El especialista también señaló que el virus circula de forma permanente en la naturaleza y puede involucrar a otras especies. “El virus siempre está en la naturaleza porque involucra a otros animales como el murciélago. Tenemos un murciélago hematófago que vive en el Chaco y muchas veces pasa a los animales domésticos”, advirtió.

Robledo agregó que los casos no solo se detectan en mascotas, sino también en animales silvestres o de producción. “Cada tanto hay casos en bovinos y en animales silvestres. Hace poco traté un animal con rabia, un aguará guazú”, comentó.

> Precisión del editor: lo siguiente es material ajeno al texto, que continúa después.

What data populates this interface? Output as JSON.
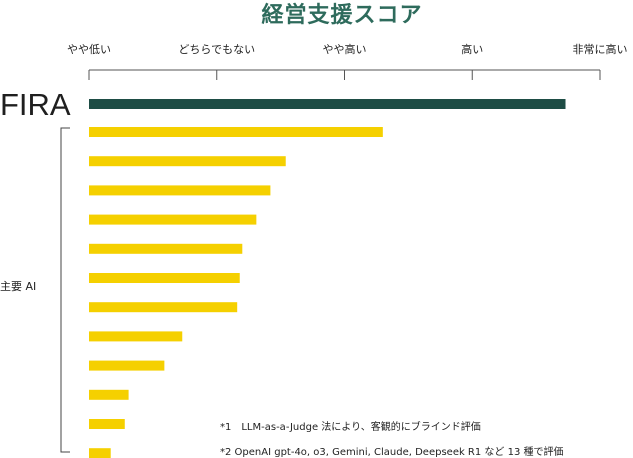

En cuanto al procedimiento sanitario, explicó que la confirmación del virus requiere estudios específicos. “El sacrificio del animal es uno de los métodos para investigar si es el virus o no, porque se hace con muestras de tejido nervioso de la cabeza”, indicó.

A partir de ese momento, las autoridades sanitarias activan un protocolo para identificar y asistir a las personas que pudieron haber tenido contacto con el animal infectado. “Inmediatamente hay que hacer un seguimiento de las personas en contacto y aplicar el tratamiento post exposición”, explicó.

Este seguimiento incluye entrevistas para determinar el nivel de riesgo de cada caso. “Se llama a cada persona y se le pregunta qué tan expuesto estuvo, si lo tocó o si fue mordido”, señaló.

Según explicó Robledo, las personas mordidas reciben un tratamiento específico, mientras que otros contactos pueden requerir vacunación preventiva. “Las personas que fueron mordidas tienen una acción especial con drogas de acción inmediata y a otras se les aplican dosis de vacuna según el grado de exposición”, detalló.

“Si tuvimos un accidente con un animal, lo primero es avisar al centro de salud más cercano y hacer un lavado con agua y jabón”, indicó. El veterinario recordó que la rabia forma parte de las enfermedades de notificación obligatoria, lo que permite activar medidas sanitarias de control.

Frente a este escenario, el especialista insistió en que la prevención sigue siendo la principal herramienta. “La mayor prevención es muy simple: vacunar a los animales todos los años”, concluyó.